Riding the Culture Shock Wave

As I rode the metro home tonight from teaching English to two 8 year old boys, I was struck with a feeling of finally grasping what my life here is like and how I can master it. The epiphany came from a comparison of today to the disaster that was last Thursday. But before I delve into that, I want to talk about culture shock.

We had a workshop run by our phenomenal program coordinator, Amy, about culture shock abroad. When I read that on the schedule, I admittedly rolled my eyes. “Culture shock? I’ve already been here for a month. I get the culture.” In the workshop, we learned about the way culture shock works: not in one dramatic shock, but in waves. There’s the first honeymoon-style wave of oh-my-god-everything-here-is-so-cool, the valley of minor cultural frustrations building up to emotional breakdowns, the superficial adjustment to the culture and the language, the pitfalls of addressing deeper cultural issues, and finally, full adjustment. Most people in the workshop, including me, felt we were at the first drop in the wave of culture shock. And symptoms were not what I expected, but they definitely had marked my first month here. A few of them were: the desire to do something but inability to do it, random fits of weeping, and being devastated when little things go wrong. I mostly identified with the apathy, the overwhelming feeling of being in this incredible new country but not being able to make plans or get out the door.

I hit culture shock rock bottom last Thursday, when I started my two classes at the Complutense University. Up until now I’ve only been taking classes with other American students, so last week was a big change. I dropped my history class after realizing I didn’t need it for my Spanish major, and now I’m taking a literature class and a creative writing class at the Complutense. I thought my creative writing class was 10:30-12:30, Wednesday and Thursday. I showed up to class on Wednesday to find, along with several other foreign students, that the professor had changed the schedule to instead happen once a week from 9:30-12:30 either Wednesday or Thursday, and only Spaniards, who were already enrolled in the class, received an email about the schedule change.

The next day, Thursday, I went to class at 9:30, wary of what a creative writing class in Spanish would be like for me. I take creative writing classes in English at Madison, which I really enjoy, and my inability to fully express myself through writing in Spanish has always bothered me.

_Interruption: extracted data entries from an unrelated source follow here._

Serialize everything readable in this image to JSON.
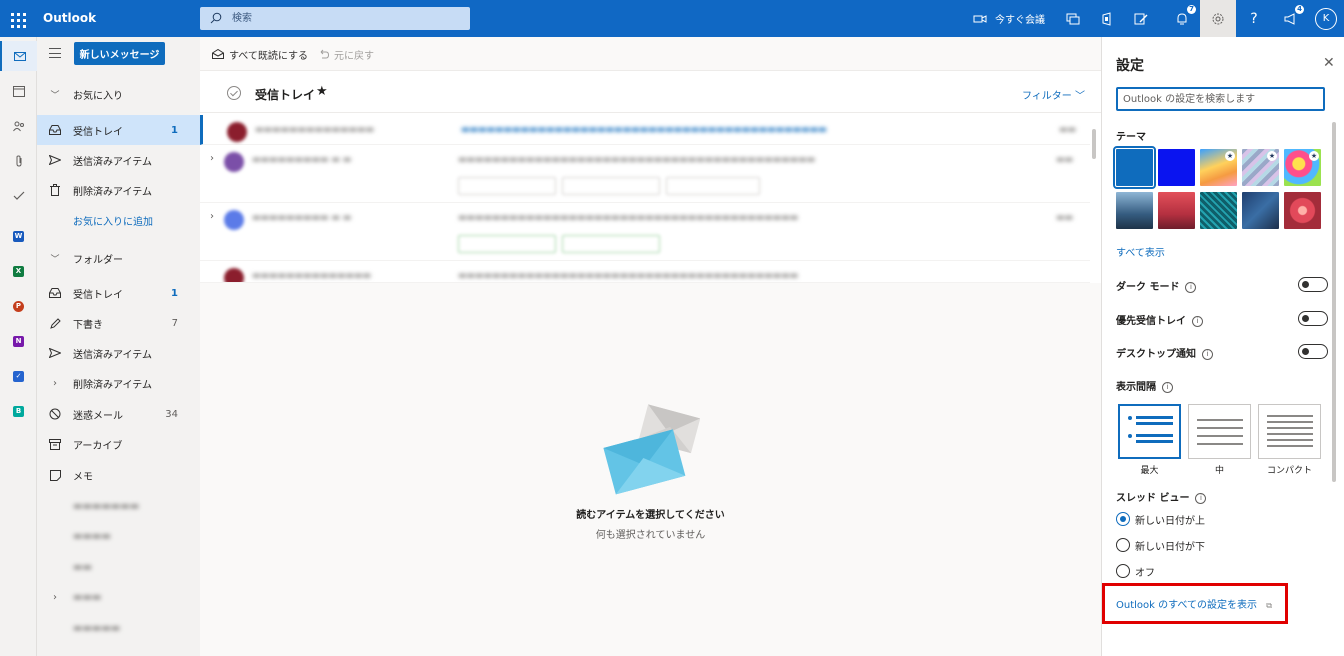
{
  "topbar": {
    "app_name": "Outlook",
    "search_placeholder": "検索",
    "meet_now": "今すぐ会議",
    "notifications_count": "7",
    "whats_new_count": "4",
    "avatar_initial": "K"
  },
  "folders": {
    "new_message": "新しいメッセージ",
    "favorites_header": "お気に入り",
    "favorites": [
      {
        "label": "受信トレイ",
        "count": "1"
      },
      {
        "label": "送信済みアイテム",
        "count": ""
      },
      {
        "label": "削除済みアイテム",
        "count": ""
      },
      {
        "label": "お気に入りに追加",
        "count": ""
      }
    ],
    "folders_header": "フォルダー",
    "items": [
      {
        "label": "受信トレイ",
        "count": "1"
      },
      {
        "label": "下書き",
        "count": "7"
      },
      {
        "label": "送信済みアイテム",
        "count": ""
      },
      {
        "label": "削除済みアイテム",
        "count": ""
      },
      {
        "label": "迷惑メール",
        "count": "34"
      },
      {
        "label": "アーカイブ",
        "count": ""
      },
      {
        "label": "メモ",
        "count": ""
      }
    ]
  },
  "command_bar": {
    "mark_all_read": "すべて既読にする",
    "undo": "元に戻す"
  },
  "message_list": {
    "title": "受信トレイ",
    "filter": "フィルター"
  },
  "reading_pane": {
    "empty_title": "読むアイテムを選択してください",
    "empty_subtitle": "何も選択されていません"
  },
  "settings": {
    "title": "設定",
    "search_placeholder": "Outlook の設定を検索します",
    "theme_label": "テーマ",
    "view_all": "すべて表示",
    "dark_mode": "ダーク モード",
    "focused_inbox": "優先受信トレイ",
    "desktop_notifications": "デスクトップ通知",
    "display_density": "表示間隔",
    "density_options": [
      "最大",
      "中",
      "コンパクト"
    ],
    "conversation_view": "スレッド ビュー",
    "conversation_options": [
      "新しい日付が上",
      "新しい日付が下",
      "オフ"
    ],
    "view_all_settings": "Outlook のすべての設定を表示"
  },
  "colors": {
    "brand": "#1068c4",
    "accent": "#0f6cbd",
    "highlight_box": "#e00000"
  }
}
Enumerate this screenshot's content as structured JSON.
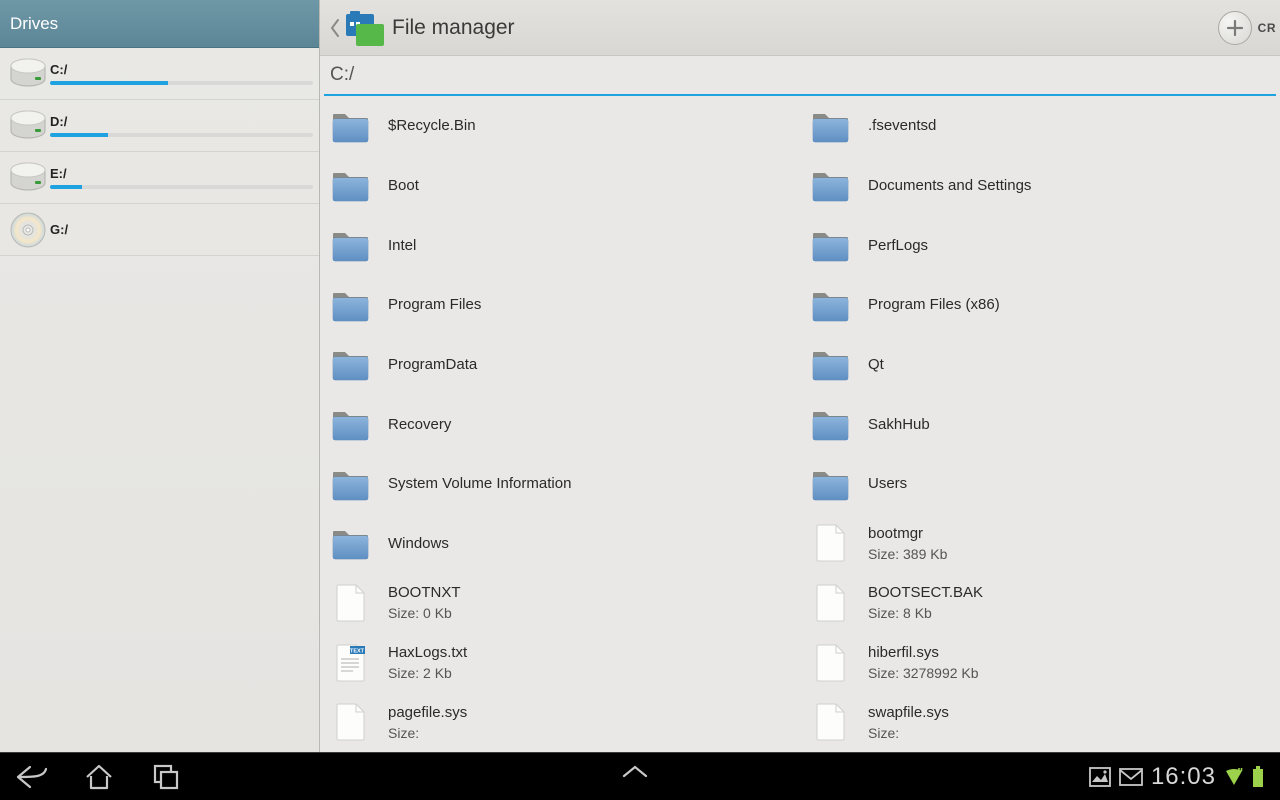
{
  "sidebar": {
    "title": "Drives",
    "drives": [
      {
        "label": "C:/",
        "type": "hdd",
        "used_pct": 45
      },
      {
        "label": "D:/",
        "type": "hdd",
        "used_pct": 22
      },
      {
        "label": "E:/",
        "type": "hdd",
        "used_pct": 12
      },
      {
        "label": "G:/",
        "type": "cd",
        "used_pct": 0
      }
    ]
  },
  "header": {
    "title": "File manager",
    "action_label": "CR"
  },
  "path": {
    "value": "C:/"
  },
  "size_prefix": "Size: ",
  "files_col1": [
    {
      "name": "$Recycle.Bin",
      "type": "folder"
    },
    {
      "name": "Boot",
      "type": "folder"
    },
    {
      "name": "Intel",
      "type": "folder"
    },
    {
      "name": "Program Files",
      "type": "folder"
    },
    {
      "name": "ProgramData",
      "type": "folder"
    },
    {
      "name": "Recovery",
      "type": "folder"
    },
    {
      "name": "System Volume Information",
      "type": "folder"
    },
    {
      "name": "Windows",
      "type": "folder"
    },
    {
      "name": "BOOTNXT",
      "type": "file",
      "size": "0 Kb"
    },
    {
      "name": "HaxLogs.txt",
      "type": "txt",
      "size": "2 Kb"
    },
    {
      "name": "pagefile.sys",
      "type": "file",
      "size": ""
    }
  ],
  "files_col2": [
    {
      "name": ".fseventsd",
      "type": "folder"
    },
    {
      "name": "Documents and Settings",
      "type": "folder"
    },
    {
      "name": "PerfLogs",
      "type": "folder"
    },
    {
      "name": "Program Files (x86)",
      "type": "folder"
    },
    {
      "name": "Qt",
      "type": "folder"
    },
    {
      "name": "SakhHub",
      "type": "folder"
    },
    {
      "name": "Users",
      "type": "folder"
    },
    {
      "name": "bootmgr",
      "type": "file",
      "size": "389 Kb"
    },
    {
      "name": "BOOTSECT.BAK",
      "type": "file",
      "size": "8 Kb"
    },
    {
      "name": "hiberfil.sys",
      "type": "file",
      "size": "3278992 Kb"
    },
    {
      "name": "swapfile.sys",
      "type": "file",
      "size": ""
    }
  ],
  "statusbar": {
    "time": "16:03"
  }
}
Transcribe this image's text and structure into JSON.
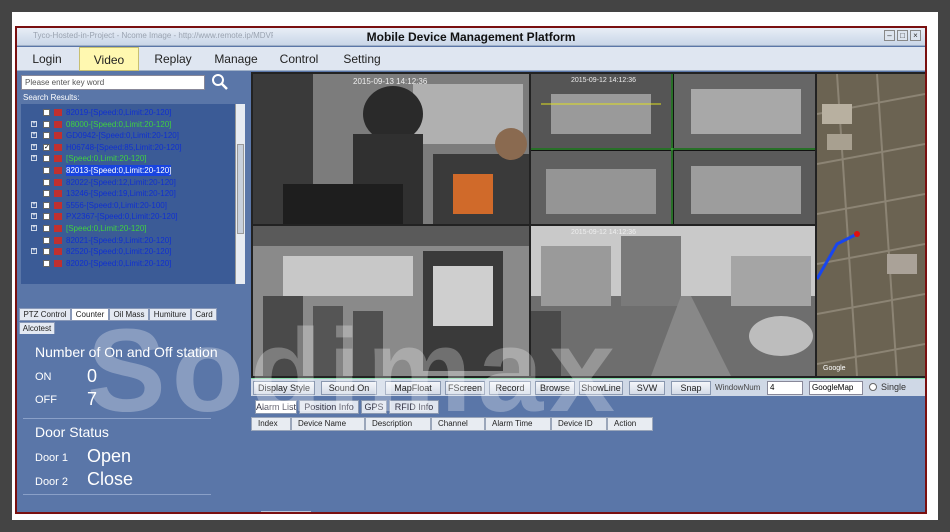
{
  "window": {
    "title": "Mobile Device Management Platform",
    "subtitle": "Tyco-Hosted-in-Project - Ncome Image - http://www.remote.ip/MDVR/login"
  },
  "menu": [
    "Login",
    "Video",
    "Replay",
    "Manage",
    "Control",
    "Setting"
  ],
  "menu_active": "Video",
  "search": {
    "placeholder": "Please enter key word",
    "results_label": "Search Results:"
  },
  "tree": [
    {
      "label": "82019-[Speed:0,Limit:20-120]",
      "color": "#1030d0",
      "exp": false,
      "icon": "vehicle-icon"
    },
    {
      "label": "08000-[Speed:0,Limit:20-120]",
      "color": "#40d040",
      "exp": true,
      "icon": "vehicle-icon"
    },
    {
      "label": "GD0942-[Speed:0,Limit:20-120]",
      "color": "#1030d0",
      "exp": true,
      "icon": "vehicle-icon"
    },
    {
      "label": "H06748-[Speed:85,Limit:20-120]",
      "color": "#1030d0",
      "exp": true,
      "icon": "vehicle-icon",
      "checked": true
    },
    {
      "label": "[Speed:0,Limit:20-120]",
      "color": "#40d040",
      "exp": true,
      "icon": "vehicle-icon"
    },
    {
      "label": "82013-[Speed:0,Limit:20-120]",
      "color": "#1030d0",
      "exp": false,
      "icon": "vehicle-icon",
      "selected": true
    },
    {
      "label": "82022-[Speed:12,Limit:20-120]",
      "color": "#1030d0",
      "exp": false,
      "icon": "vehicle-icon"
    },
    {
      "label": "13246-[Speed:19,Limit:20-120]",
      "color": "#1030d0",
      "exp": false,
      "icon": "vehicle-icon"
    },
    {
      "label": "5556-[Speed:0,Limit:20-100]",
      "color": "#1030d0",
      "exp": true,
      "icon": "vehicle-icon"
    },
    {
      "label": "PX2367-[Speed:0,Limit:20-120]",
      "color": "#1030d0",
      "exp": true,
      "icon": "vehicle-icon"
    },
    {
      "label": "[Speed:0,Limit:20-120]",
      "color": "#40d040",
      "exp": true,
      "icon": "vehicle-icon"
    },
    {
      "label": "82021-[Speed:9,Limit:20-120]",
      "color": "#1030d0",
      "exp": false,
      "icon": "vehicle-icon"
    },
    {
      "label": "82520-[Speed:0,Limit:20-120]",
      "color": "#1030d0",
      "exp": true,
      "icon": "vehicle-icon"
    },
    {
      "label": "82020-[Speed:0,Limit:20-120]",
      "color": "#1030d0",
      "exp": false,
      "icon": "vehicle-icon"
    }
  ],
  "left_tabs": [
    "PTZ Control",
    "Counter",
    "Oil Mass",
    "Humiture",
    "Card",
    "Alcotest"
  ],
  "left_tab_active": "Counter",
  "counter": {
    "title": "Number of On and Off station",
    "on_label": "ON",
    "on_value": "0",
    "off_label": "OFF",
    "off_value": "7",
    "door_title": "Door Status",
    "door1_label": "Door 1",
    "door1_value": "Open",
    "door2_label": "Door 2",
    "door2_value": "Close"
  },
  "video_controls": [
    "Display Style",
    "Sound On",
    "MapFloat",
    "FScreen",
    "Record",
    "Browse",
    "ShowLine",
    "SVW",
    "Snap"
  ],
  "window_num_label": "WindowNum",
  "window_num_value": "4",
  "map_select": "GoogleMap",
  "single_label": "Single",
  "alarm_tabs": [
    "Alarm List",
    "Position Info",
    "GPS",
    "RFID Info"
  ],
  "alarm_tab_active": "Alarm List",
  "alarm_columns": [
    "Index",
    "Device Name",
    "Description",
    "Channel",
    "Alarm Time",
    "Device ID",
    "Action"
  ],
  "cam_timestamps": [
    "2015-09-13 14:12:36",
    "2015-09-12 14:12:36",
    "2015-09-12 14:12:36"
  ],
  "map_label": "Google",
  "watermark": "Sodimax",
  "colors": {
    "frame": "#7a1010",
    "panel": "#5a76a8",
    "tree_bg": "#3b5b96"
  }
}
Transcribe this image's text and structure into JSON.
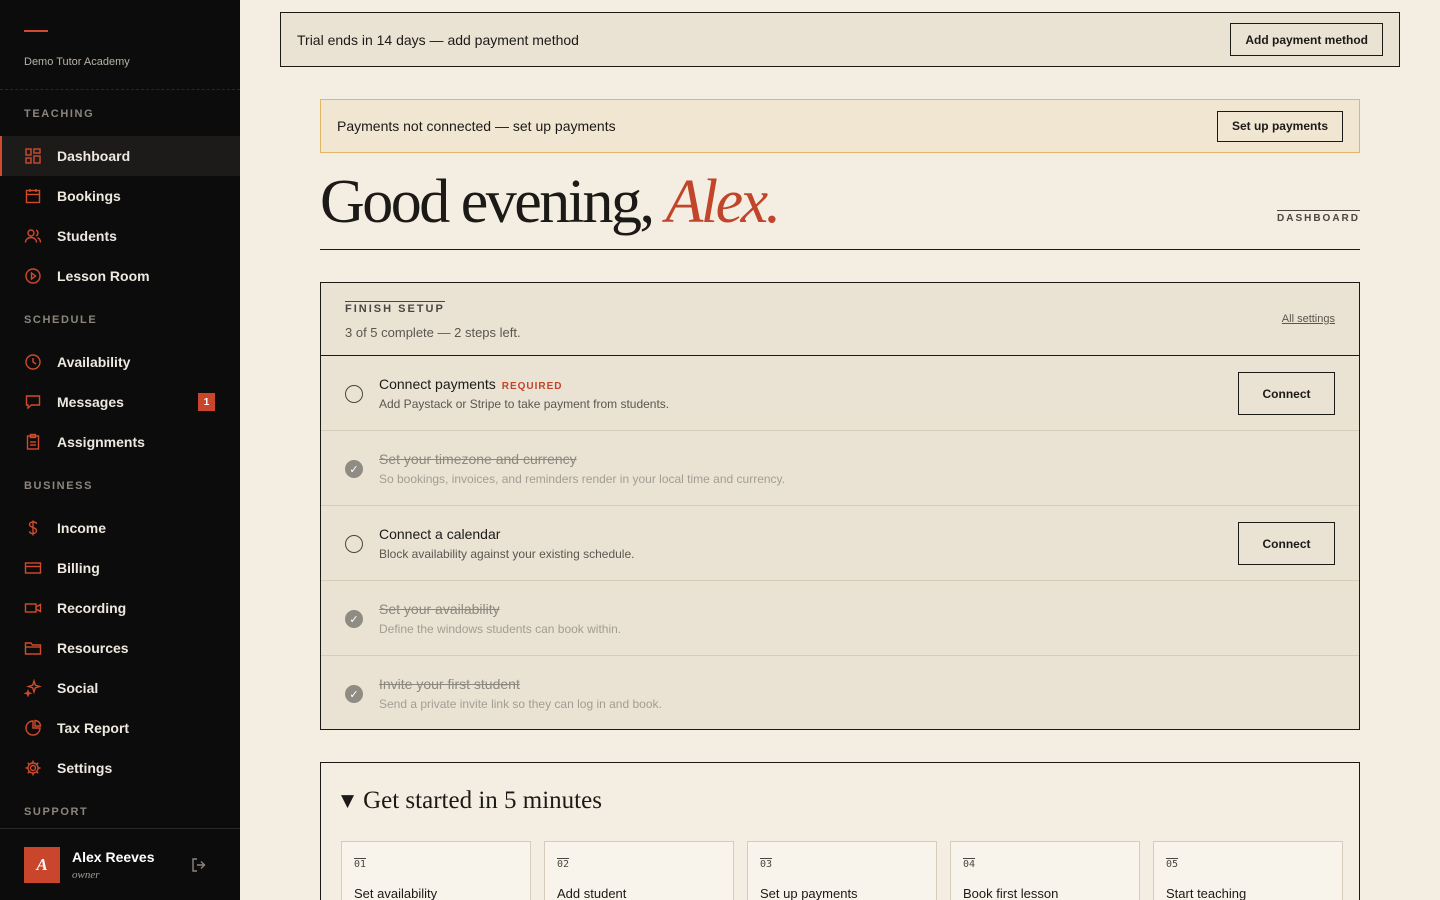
{
  "sidebar": {
    "brand": "Demo Tutor Academy",
    "sections": {
      "teaching": "TEACHING",
      "schedule": "SCHEDULE",
      "business": "BUSINESS",
      "support": "SUPPORT"
    },
    "items": {
      "dashboard": "Dashboard",
      "bookings": "Bookings",
      "students": "Students",
      "lesson_room": "Lesson Room",
      "availability": "Availability",
      "messages": "Messages",
      "messages_badge": "1",
      "assignments": "Assignments",
      "income": "Income",
      "billing": "Billing",
      "recording": "Recording",
      "resources": "Resources",
      "social": "Social",
      "tax_report": "Tax Report",
      "settings": "Settings"
    },
    "user": {
      "initial": "A",
      "name": "Alex Reeves",
      "role": "owner"
    }
  },
  "trial_banner": {
    "text": "Trial ends in 14 days — add payment method",
    "button": "Add payment method"
  },
  "payments_banner": {
    "text": "Payments not connected — set up payments",
    "button": "Set up payments"
  },
  "greeting": {
    "prefix": "Good evening, ",
    "name": "Alex.",
    "breadcrumb": "DASHBOARD"
  },
  "setup": {
    "eyebrow": "FINISH SETUP",
    "progress": "3 of 5 complete — 2 steps left.",
    "link": "All settings",
    "steps": [
      {
        "title": "Connect payments",
        "tag": "REQUIRED",
        "desc": "Add Paystack or Stripe to take payment from students.",
        "button": "Connect"
      },
      {
        "title": "Set your timezone and currency",
        "desc": "So bookings, invoices, and reminders render in your local time and currency."
      },
      {
        "title": "Connect a calendar",
        "desc": "Block availability against your existing schedule.",
        "button": "Connect"
      },
      {
        "title": "Set your availability",
        "desc": "Define the windows students can book within."
      },
      {
        "title": "Invite your first student",
        "desc": "Send a private invite link so they can log in and book."
      }
    ]
  },
  "get_started": {
    "title": "Get started in 5 minutes",
    "tiles": [
      {
        "num": "01",
        "label": "Set availability"
      },
      {
        "num": "02",
        "label": "Add student"
      },
      {
        "num": "03",
        "label": "Set up payments"
      },
      {
        "num": "04",
        "label": "Book first lesson"
      },
      {
        "num": "05",
        "label": "Start teaching"
      }
    ]
  },
  "colors": {
    "accent": "#c9452b",
    "sidebar_bg": "#0d0c0c",
    "page_bg": "#f4ede1",
    "card_bg": "#eae3d4",
    "warning_border": "#e0b765"
  }
}
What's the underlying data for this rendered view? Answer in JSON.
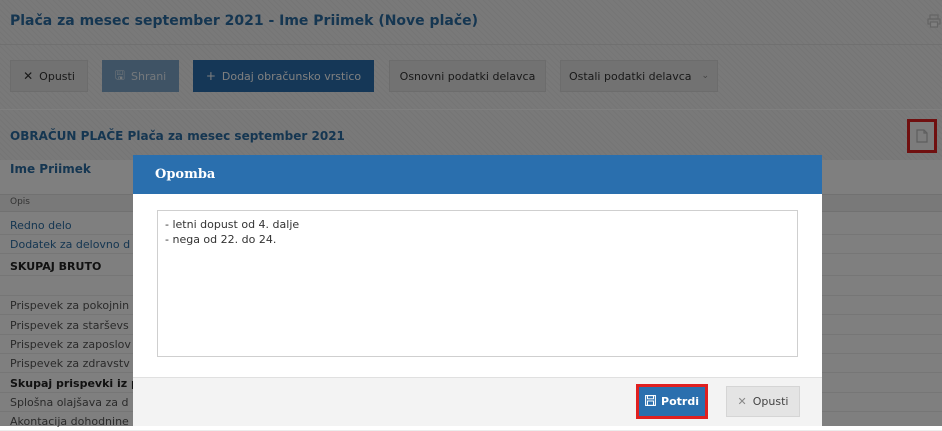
{
  "page": {
    "title": "Plača za mesec september 2021 - Ime Priimek (Nove plače)"
  },
  "toolbar": {
    "cancel_label": "Opusti",
    "save_label": "Shrani",
    "add_row_label": "Dodaj obračunsko vrstico",
    "basic_data_label": "Osnovni podatki delavca",
    "other_data_label": "Ostali podatki delavca"
  },
  "section": {
    "title": "OBRAČUN PLAČE Plača za mesec september 2021",
    "person": "Ime Priimek",
    "column_header": "Opis"
  },
  "rows": [
    {
      "label": "Redno delo"
    },
    {
      "label": "Dodatek za delovno d"
    },
    {
      "label": "SKUPAJ BRUTO"
    },
    {
      "label": ""
    },
    {
      "label": "Prispevek za pokojnin"
    },
    {
      "label": "Prispevek za starševs"
    },
    {
      "label": "Prispevek za zaposlov"
    },
    {
      "label": "Prispevek za zdravstv"
    },
    {
      "label": "Skupaj prispevki iz p"
    },
    {
      "label": "Splošna olajšava za d"
    },
    {
      "label": "Akontacija dohodnine"
    }
  ],
  "modal": {
    "title": "Opomba",
    "note_lines": [
      "- letni dopust od 4. dalje",
      "- nega od 22. do 24."
    ],
    "confirm_label": "Potrdi",
    "cancel_label": "Opusti"
  },
  "icons": {
    "print": "print-icon",
    "note": "note-icon",
    "close": "close-x-icon",
    "save": "floppy-icon",
    "plus": "plus-icon",
    "caret": "chevron-down-icon"
  },
  "colors": {
    "brand_blue": "#2a6fae",
    "link_blue": "#2b6ca3",
    "highlight_red": "#e02020"
  }
}
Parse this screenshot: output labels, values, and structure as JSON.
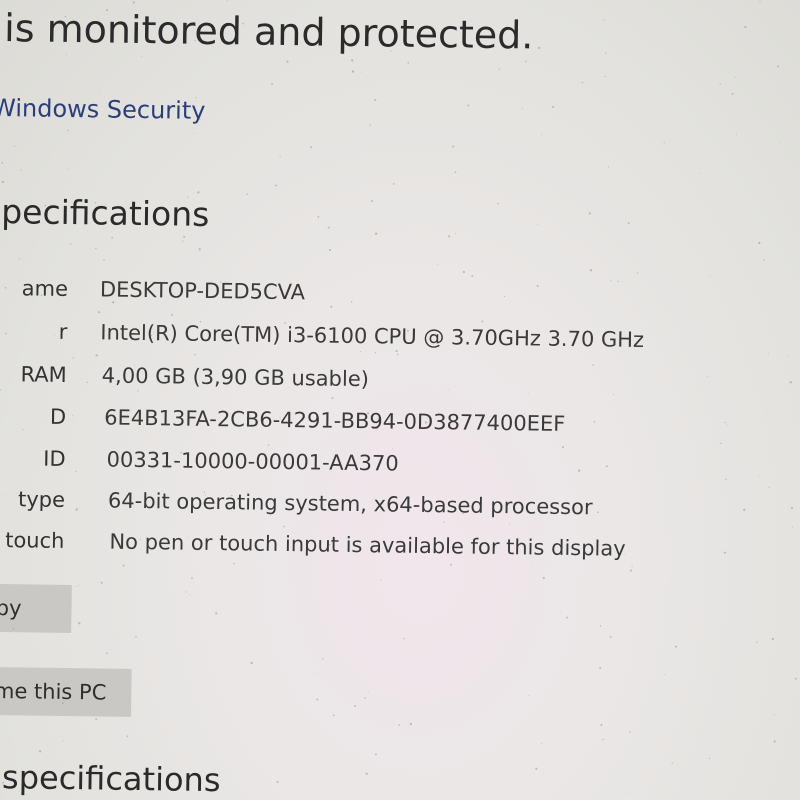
{
  "header": {
    "status_text": "C is monitored and protected.",
    "link_text": "s in Windows Security"
  },
  "device_specs": {
    "title": "specifications",
    "rows": [
      {
        "label": "ame",
        "value": "DESKTOP-DED5CVA"
      },
      {
        "label": "r",
        "value": "Intel(R) Core(TM) i3-6100 CPU @ 3.70GHz   3.70 GHz"
      },
      {
        "label": "RAM",
        "value": "4,00 GB (3,90 GB usable)"
      },
      {
        "label": "D",
        "value": "6E4B13FA-2CB6-4291-BB94-0D3877400EEF"
      },
      {
        "label": "ID",
        "value": "00331-10000-00001-AA370"
      },
      {
        "label": "type",
        "value": "64-bit operating system, x64-based processor"
      },
      {
        "label": "d touch",
        "value": "No pen or touch input is available for this display"
      }
    ]
  },
  "buttons": {
    "copy_label": "opy",
    "rename_label": "ame this PC"
  },
  "windows_specs": {
    "title": "dows specifications"
  }
}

The class went well, but the professor had us write a short piece for about half an hour in the middle of the class, and then read it aloud right there so he could give us feedback. This was unheard of to me; where was my editing time? My opportunity to translate words that I wanted to use? I read my dull piece aloud to class and left feeling disappointed and anxious.

After class, I took the bus home for a few hours and then back to campus to take my literature class. I walked up to the bus stop just before the bus arrived, and when I tried to get on, an old woman grabbed me and snapped, “Había una cola” (there was a line), pointing me to the end of the line of people getting on the bus. I was so surprised at her tone of voice and the fact that she even cared how people got on the bus, since there weren’t nearly enough people to fill every seat. That set a miserable tone for the rest of the day.

That night, I taught English to two eight year old boys, Lucas and Rafa, for the first time (I had already taught ten year old Sofia twice). I haven’t worked with eight year olds in a long, long time. My age of choice is twelve and up because I like conversations, not screaming. Which is what English class quickly dissolved into once I had ran out of activities: just screaming. It felt like I was babysitting more than teaching anything. I had completely forgotten that the attention span of an eight year olds is approximately seven minutes, and I sure paid the price for forgetting that.

So last Thursday was terrible, and I was questioning why I was here, what I was gaining from my experience abroad. And I hadn’t realized it until the metro ride today, but everything is slowly getting easier: speaking Spanish, my classes, finding the motivation to do what I need to do, and teaching. I used a dictionary in my creative writing class today and was actually pretty pleased with how my story turned out. I found it easier to focus in my literature class, I’ve had more in-depth conversations with my Spanish roommates, and teaching English tonight was a hundred times easier and more relaxed. I genuinely love this city and its culture, and I’m navigating it more smoothly every day. It feels like I’m finally pulling out of the first culture shock dip on my way to adjustment.



Feeling more and more at home.
Feeling more and more at home.

2 thoughts on “Riding the Culture Shock Wave”

  1. What a wonderful example of how the culture shock-adjustment wave actually works! Thanks for sharing your personal experience on adjustment and your reflections on how you’ve put it into perspective. ¡Eres fantástica!

  2. Thanks for sharing your story. I’m sure it is a comfort to many going through the same downs and ups. Good luck!